Question 12.19: A Freon-12 refrigerator producing a cooling effect of 20 kJ/...
A Freon-12 refrigerator producing a cooling effect of 20 kJ/s operates on a simple cycle with pressure limits of 1.509 bar and 9.607 bar. The vapour leaves the evaporator dry saturated and there is no undercooling. Determine the power required by the machine.
If the compressor operaters at 300 r.p.m. and has a clearance volume of 3% of stroke volume, determine the piston displacement of the compressor.
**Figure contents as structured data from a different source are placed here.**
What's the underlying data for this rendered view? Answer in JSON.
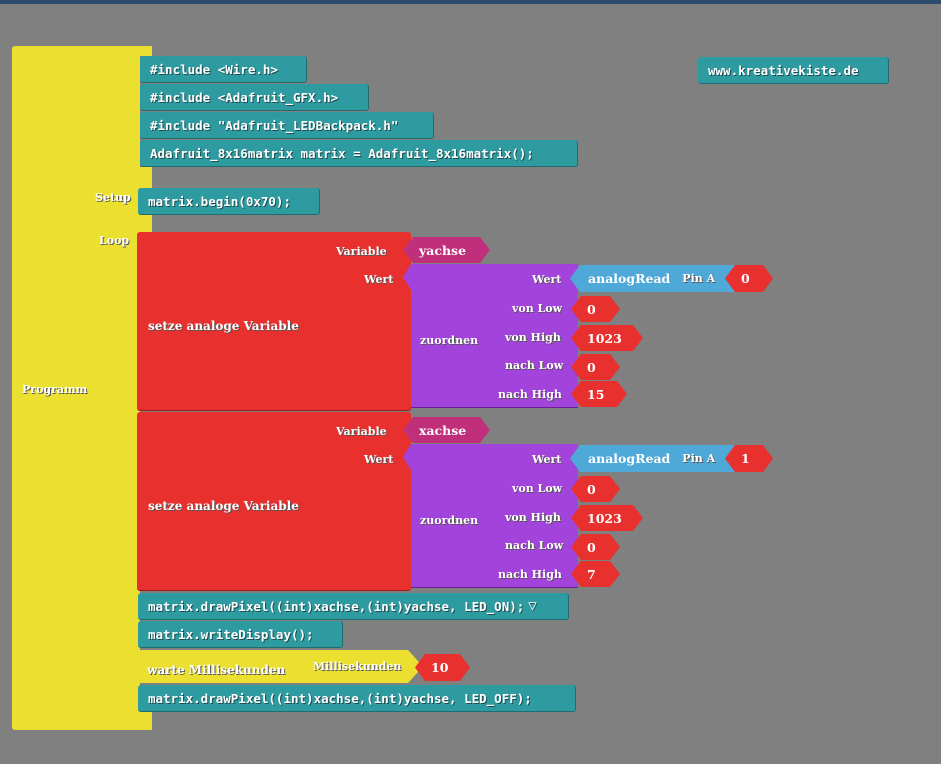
{
  "program": {
    "label": "Programm",
    "setup_label": "Setup",
    "loop_label": "Loop"
  },
  "includes": [
    "#include <Wire.h>",
    "#include <Adafruit_GFX.h>",
    "#include \"Adafruit_LEDBackpack.h\"",
    "Adafruit_8x16matrix matrix = Adafruit_8x16matrix();"
  ],
  "setup_code": "matrix.begin(0x70);",
  "website": "www.kreativekiste.de",
  "set_blocks": [
    {
      "title": "setze analoge Variable",
      "variable_label": "Variable",
      "variable": "yachse",
      "wert_label": "Wert",
      "map_label": "zuordnen",
      "map_wert": "Wert",
      "analog": "analogRead",
      "pin_label": "Pin A",
      "pin": "0",
      "von_low_label": "von Low",
      "von_low": "0",
      "von_high_label": "von High",
      "von_high": "1023",
      "nach_low_label": "nach Low",
      "nach_low": "0",
      "nach_high_label": "nach High",
      "nach_high": "15"
    },
    {
      "title": "setze analoge Variable",
      "variable_label": "Variable",
      "variable": "xachse",
      "wert_label": "Wert",
      "map_label": "zuordnen",
      "map_wert": "Wert",
      "analog": "analogRead",
      "pin_label": "Pin A",
      "pin": "1",
      "von_low_label": "von Low",
      "von_low": "0",
      "von_high_label": "von High",
      "von_high": "1023",
      "nach_low_label": "nach Low",
      "nach_low": "0",
      "nach_high_label": "nach High",
      "nach_high": "7"
    }
  ],
  "loop_after": {
    "draw_on": "matrix.drawPixel((int)xachse,(int)yachse, LED_ON);",
    "dropdown": "▽",
    "write": "matrix.writeDisplay();",
    "wait_label": "warte Millisekunden",
    "wait_param": "Millisekunden",
    "wait_value": "10",
    "draw_off": "matrix.drawPixel((int)xachse,(int)yachse, LED_OFF);"
  }
}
For compressor assume that the expansion following the law pv^{1.13} = constant.
Given :
| Temperature °C |
p_{s} bar |
v_{g} m³/kg |
Enthalpy h_{f} |
kJ/kg h_{g} |
Entropy s_{f} |
kJ/kg K s_{g} |
Specific heat kJ/kg K |
| – 20 40 |
1.509 9.607 |
0.1088 — |
17.8 74.53 |
178.61 203.05 |
0.073 0.2716 |
0.7082 0.682 |
— 0.747 |
(UPSC)
Given : From the table above :
h_{2} = 178.61 kJ/kg ; h_{3} ^{′} = 203.05 kJ/kg ; h_{f_4} = 74.53 kJ/kg = h_{1}
Now, cooling effect = \dot{m} (h_{2} – h_{1})
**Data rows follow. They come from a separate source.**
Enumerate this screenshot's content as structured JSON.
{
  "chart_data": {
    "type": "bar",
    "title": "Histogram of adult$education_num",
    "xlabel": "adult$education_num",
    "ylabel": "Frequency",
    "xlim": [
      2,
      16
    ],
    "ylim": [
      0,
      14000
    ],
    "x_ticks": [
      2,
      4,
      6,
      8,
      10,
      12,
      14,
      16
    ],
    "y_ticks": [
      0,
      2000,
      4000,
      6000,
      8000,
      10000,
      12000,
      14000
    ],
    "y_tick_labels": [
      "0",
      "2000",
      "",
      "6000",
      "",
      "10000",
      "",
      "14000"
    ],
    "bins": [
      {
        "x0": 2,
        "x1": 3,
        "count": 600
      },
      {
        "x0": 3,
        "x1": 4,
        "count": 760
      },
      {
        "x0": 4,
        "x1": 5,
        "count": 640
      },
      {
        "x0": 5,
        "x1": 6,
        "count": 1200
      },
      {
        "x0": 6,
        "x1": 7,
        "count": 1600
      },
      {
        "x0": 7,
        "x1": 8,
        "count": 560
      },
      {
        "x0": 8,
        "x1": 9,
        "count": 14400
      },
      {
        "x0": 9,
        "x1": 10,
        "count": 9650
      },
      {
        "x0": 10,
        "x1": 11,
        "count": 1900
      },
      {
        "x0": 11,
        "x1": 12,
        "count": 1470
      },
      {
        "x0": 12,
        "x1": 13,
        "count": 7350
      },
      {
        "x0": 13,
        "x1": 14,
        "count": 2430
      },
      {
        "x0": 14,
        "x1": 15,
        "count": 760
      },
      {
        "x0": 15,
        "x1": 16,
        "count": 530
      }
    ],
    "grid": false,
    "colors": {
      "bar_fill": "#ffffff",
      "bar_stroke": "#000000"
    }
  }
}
20 = \dot{m} (178.61 – 74.53)
∴ \dot{m} = \frac{20}{(178.61 – 74.53)} = 0.192 kg/s
Also, s_{3} = s_{2}
s_{3} ^{′} + c_{p} \ln (\frac{T_{3}}{T_{3} ^{′}}) = 0.7082
0.682 + 0.747 \ln (\frac{T_{3}}{313}) = 0.7082
or \ln (\frac{T_{3}}{313}) = \frac{0.7082 – 0.682}{ 0.747 } = 0.03507
or \frac{T_{3}}{313} = e^{0.03507} = 1.0357
∴ T_{3} = 313 × 1.0357 = 324.2 K
Now, h_{3} = h_{3} ^{′} + c_{p} (324.2 – 303)
= 203.05 + 0.747 (324.2 – 313) = 211.4 kJ/kg
Power required :
Power required by the machine = \dot{m} (h_{3} – h_{2})
= 0.192 (211.4 – 178.61) = 6.29 kW.
Piston displacement, V :
Volumetric efficiency, η_{vol.} = 1 + C – C (\frac{p_{d}}{p_{s}})^{1/n}
= 1 + 0.03 – 0.03 (\frac{9.607}{1.509})^{\frac{1}{1.13}} = 0.876 or 87.6%
The volume of refrigerant at the intake conditions is
\dot{m} × v_{g} = 0.192 × 0.1088 = 0.02089 m³/s
Hence the swept volume = \frac{0.02089}{η_{vol.}} = \frac{0.02089}{0.876} = 0.02385 m³/s
∴ V = \frac{0.02385 × 60}{300} = 0.00477 m³.